77Following Levy v Bergseng , the grounds of appeal submitted by the defendant were submissions because they " put argument, and made representation as to facts". In order to extract Mr Malouf's grounds of appeal, the Review Panel would have been required to read the whole of Mr Malouf's application for review, which included submissions. It also raised a more elaborate expos as to the principles of estoppel and waiver and their applicability. Mr Nassour should have been given an opportunity to meet them. He was not given that opportunity. Therefore, i t is my view that there has been a denial of procedural fairness and the decision of the Review Panel should be set aside.
78The reasons for determination issued by the Review Panel failed to comply with Clause 68(1)(d)(ii) of the Legal Profession Regulation 2002 in that it failed to contain an explanation of how the Review Panel dealt with Mr Nassour's contention that Mr Malouf, by his letter dated 29 October 2003, waived its right to and is estopped from claiming its costs and disbursements. Fo r the purpose of s 208L of the Act , the Review Panel's failure to give adequate reasons in respect of its finding that Mr Malouf did not waive his right to, and is not estopped from claiming, his costs and disbursements is an error as to a matter of law arising in the proceedings.
79The Review Panel in so far as abandonment and waiver are concerned stated at [35]:
"35 The Review Panel having reviewed the whole of the material in this matter determines that:
(i) [Mr Nassour] did obtain a successful outcome in the settlement that was made in his favour.

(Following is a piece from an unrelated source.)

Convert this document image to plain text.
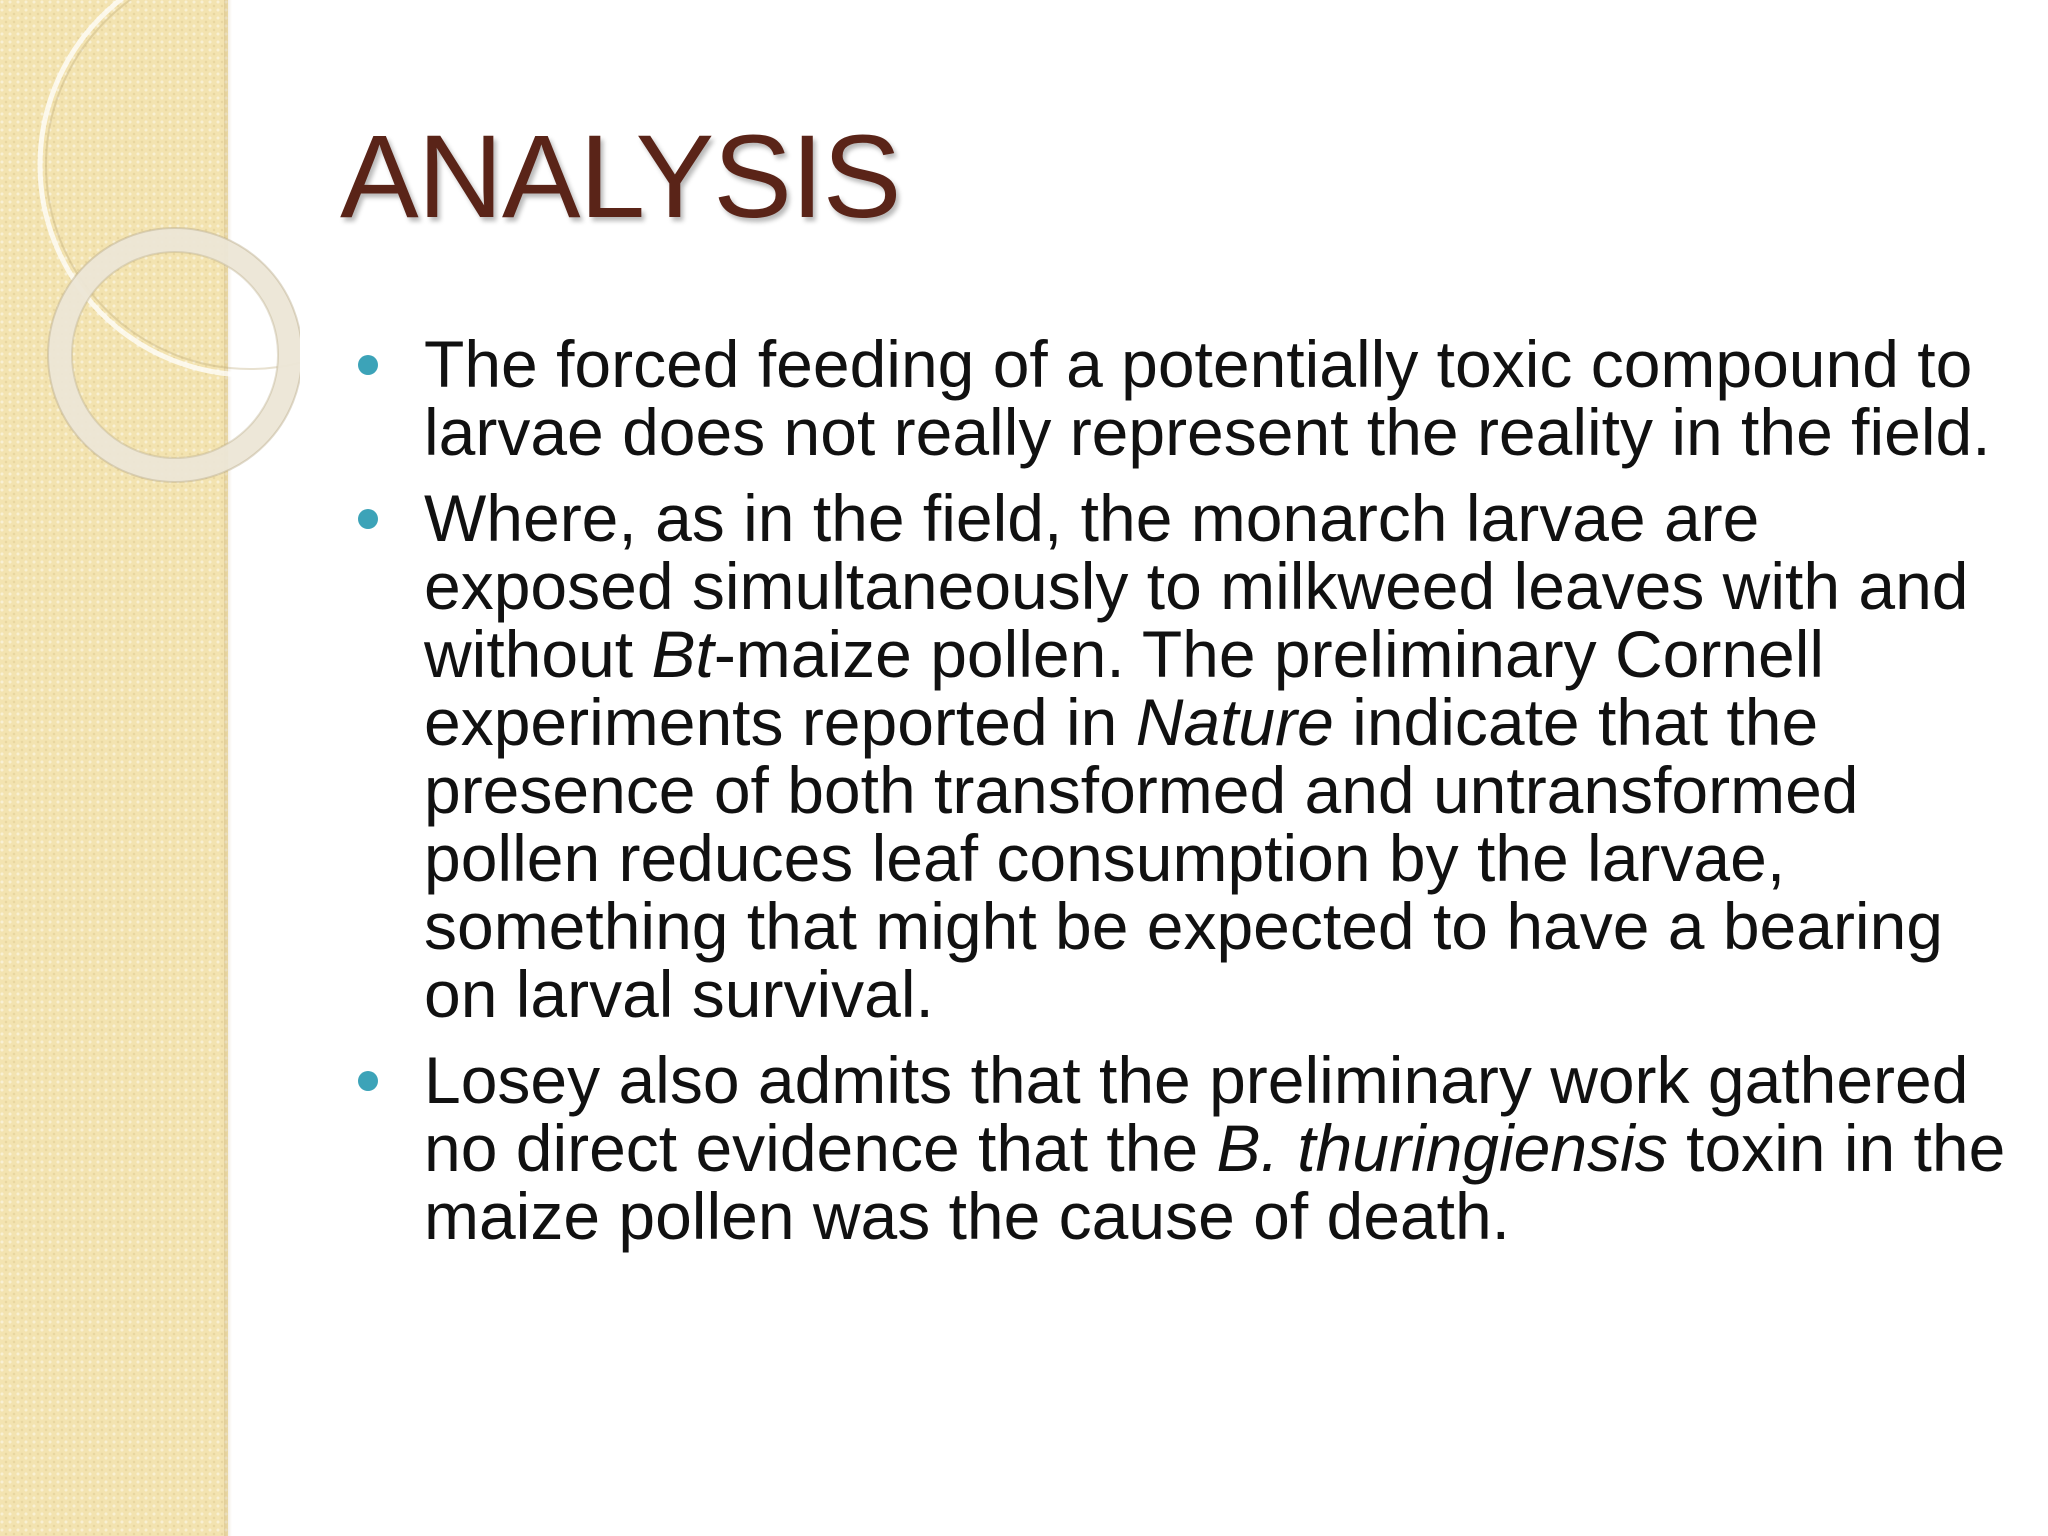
ANALYSIS
The forced feeding of a potentially toxic compound to larvae does not really represent the reality in the field.
Where, as in the field, the monarch larvae are exposed simultaneously to milkweed leaves with and without Bt-maize pollen. The preliminary Cornell experiments reported in Nature indicate that the presence of both transformed and untransformed pollen reduces leaf consumption by the larvae, something that might be expected to have a bearing on larval survival.
Losey also admits that the preliminary work gathered no direct evidence that the B. thuringiensis toxin in the maize pollen was the cause of death.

(ii) There was no waiver of [Mr Malouf's] fees by the Practitioner.
(iii) There is no estoppel which might affect [Mr Malouf's] recovery of his fees and [Mr Malouf] is entitled to his fees on a fair and reasonable basis until the Retainer and Costs agreement was signed in May 2002, and thereafter is entitled to his fees in accordance with the terms of the Retainer and Costs Agreement which appears to have been completed by [Mr Nassour] on 20 May 2002."
80The Review Panel then went on to determine Mr Nassour's fair and reasonable costs. The Review Panel did not provide any further reasons in relation to the issues of waiver and estoppel.
Whether the matter should be remitted?
81Rather than remit this matter to the Review Panel for redetermination I will pursuant to s 208L(2)(a) make a determination available to the Review Panel.